The issue’s head-spinning complexity demands engagement by institutions like Harvard, with broad-based experience in engineering, public policy, business, medicine, public health, education, religion, and the arts and humanities, Schrag said.
“Part of my point was to actually encourage people to see that all of these perspectives are needed to solve this problem,” he said.
Schrag identified candidates for the videos and worked with multimedia producer Alex Griswold to pull them together. Griswold met with each for an introductory interview and then for a recorded interview in which they talked about their work or an aspect of it related to climate change.
The interviews were edited from roughly an hour of raw footage to five minutes, and supplemented with graphs, charts and other elements that help explain subjects ranging from atmospheric chemistry to public policy. The site went live in September with 30 interviews. Five have been added since.
“My job was to try to make a short video, accessible to a wide audience, to really talk about the central issues Harvard climate researchers are working on,” Griswold said. “For me it was such a great learning experience.”

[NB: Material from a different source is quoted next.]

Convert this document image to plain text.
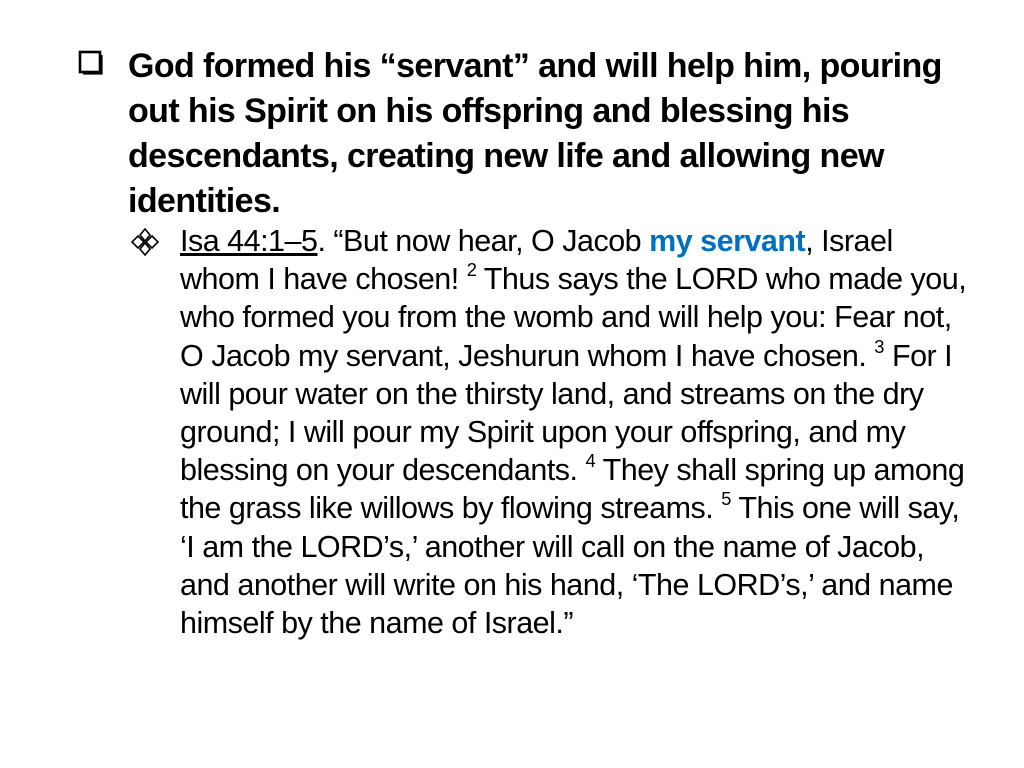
God formed his “servant” and will help him, pouring out his Spirit on his offspring and blessing his descendants, creating new life and allowing new identities.
Isa 44:1–5. “But now hear, O Jacob my servant, Israel whom I have chosen! $^2$ Thus says the LORD who made you, who formed you from the womb and will help you: Fear not, O Jacob my servant, Jeshurun whom I have chosen. $^3$ For I will pour water on the thirsty land, and streams on the dry ground; I will pour my Spirit upon your offspring, and my blessing on your descendants. $^4$ They shall spring up among the grass like willows by flowing streams. $^5$ This one will say, ‘I am the LORD’s,’ another will call on the name of Jacob, and another will write on his hand, ‘The LORD’s,’ and name himself by the name of Israel.”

While every viewer will take home different lessons from the videos, Griswold was struck by the discussion of climate change economics and public policy from Associate Professor of Public Policy Joe Aldy and Albert Pratt Professor of Business and Government Robert Stavins. He also pointed to perspectives on law from Archibald Cox Professor of Law Jody Freeman, discussion of science denial by History of Science Professor Naomi Oreskes, and insight on the power of photography in environmental advocacy — and how that fails when talking about climate change — from Shirley Carter Burden Professor of Photography and Dean of Arts and Humanities Robin Kelsey.
At a time when leaders in Washington appear unlikely to take action on climate change, said Schrag, it becomes more important that knowledgeable voices be heard.
“This will require the best minds at Harvard and elsewhere to solve,” he said. “This is one of the great challenges of our time.”